J’ai moi-même été gravement malade (acouphènes and co, d’où la création du site Oreille malade). Combien de fois ai-je entendu que si j’allais mal c’était à l’Etat de s’en préoccuper ? « Un peu de compréhension aujourd’hui s’il-te-plaît, je souffre le martyr » se prenait en retour un « on a tous nos problèmes, on ne peut pas s’adapter à chacun, c’est à l’Etat de gérer ça ». Toujours en filigrane l’idée, tout aussi fausse qu’éculée, qu’un groupe ne peut fonctionner que si un maximum de règles a été édictée et que tout électron un peu libre est une nuisance, un danger et que, partant, il doit être éliminé.
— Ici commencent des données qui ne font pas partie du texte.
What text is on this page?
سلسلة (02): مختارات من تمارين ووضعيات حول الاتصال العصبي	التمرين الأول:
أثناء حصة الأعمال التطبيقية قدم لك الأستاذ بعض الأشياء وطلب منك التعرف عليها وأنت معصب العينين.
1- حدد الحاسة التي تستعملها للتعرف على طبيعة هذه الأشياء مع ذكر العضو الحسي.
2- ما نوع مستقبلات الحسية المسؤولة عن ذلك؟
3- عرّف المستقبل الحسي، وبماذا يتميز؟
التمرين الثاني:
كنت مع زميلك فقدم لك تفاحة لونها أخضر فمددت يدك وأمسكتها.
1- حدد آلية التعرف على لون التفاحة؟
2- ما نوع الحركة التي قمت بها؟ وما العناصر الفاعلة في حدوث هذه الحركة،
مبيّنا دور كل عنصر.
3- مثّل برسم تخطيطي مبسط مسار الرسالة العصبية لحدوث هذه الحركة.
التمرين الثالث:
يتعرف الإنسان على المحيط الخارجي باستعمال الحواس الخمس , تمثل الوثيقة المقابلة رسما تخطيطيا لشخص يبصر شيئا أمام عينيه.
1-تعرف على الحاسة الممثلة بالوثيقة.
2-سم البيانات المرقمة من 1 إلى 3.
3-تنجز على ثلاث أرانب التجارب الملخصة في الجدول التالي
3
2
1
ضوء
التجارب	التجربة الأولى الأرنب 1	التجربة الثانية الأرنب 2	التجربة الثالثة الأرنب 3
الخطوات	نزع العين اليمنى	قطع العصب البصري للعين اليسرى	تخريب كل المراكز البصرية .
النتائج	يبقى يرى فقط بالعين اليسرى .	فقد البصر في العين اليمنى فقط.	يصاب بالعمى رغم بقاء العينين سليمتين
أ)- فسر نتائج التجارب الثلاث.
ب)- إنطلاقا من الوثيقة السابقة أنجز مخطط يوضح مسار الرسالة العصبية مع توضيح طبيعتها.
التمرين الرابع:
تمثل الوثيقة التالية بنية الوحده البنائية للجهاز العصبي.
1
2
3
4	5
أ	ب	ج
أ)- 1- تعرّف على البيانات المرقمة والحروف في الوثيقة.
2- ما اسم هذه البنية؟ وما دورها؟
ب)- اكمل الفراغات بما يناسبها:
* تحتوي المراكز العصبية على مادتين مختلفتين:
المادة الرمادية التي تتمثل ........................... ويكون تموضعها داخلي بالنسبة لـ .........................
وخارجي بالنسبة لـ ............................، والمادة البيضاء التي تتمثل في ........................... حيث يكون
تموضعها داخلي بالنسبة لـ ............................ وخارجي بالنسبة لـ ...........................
Et jamais bien loin le fameux « je suis fier de payer des impôts », qui procède de la même logique étatiste.
Plutôt que d’être tous égaux dans la misère et d’espérer que le bonheur coule à nouveau à flot comme par magie, j’imagine qu’il faudrait que chacun se souvienne que la solidarité est une affaire individuelle. Tout comme le courage et les bons sentiments.
Il n’y a rien de plus facile que de donner une pièce au « clodo du coin » ou d’appeler le Samu social pour qu’il apporte soupe chaude et chaleur humaine. Il n’y a rien de plus simple que de hurler sa haine de la guerre, de l’argent, de la discrimination ou du mauvais temps. Mais aider son prochain, celui qu’on croise tous les jours et qui n’a pas la chance d’être un dominé, c’est autre chose.
Comme il m’a été dit à plusieurs reprises, je suis blond aux yeux bleus et j’ai fait une grande école : il y a donc quoiqu’il puisse m’arriver – et, de fait, il m’est arrivé quelque chose d’extrêmement grave -, des gens qui ont bien plus besoin d’aide, de soutien ou de compassion que moi. « Ne compte pas sur moi pour te plaindre ! » : je l’ai entendu mot pour mot dans la bouche de plusieurs personnes qui ne pouvaient s’être concertées.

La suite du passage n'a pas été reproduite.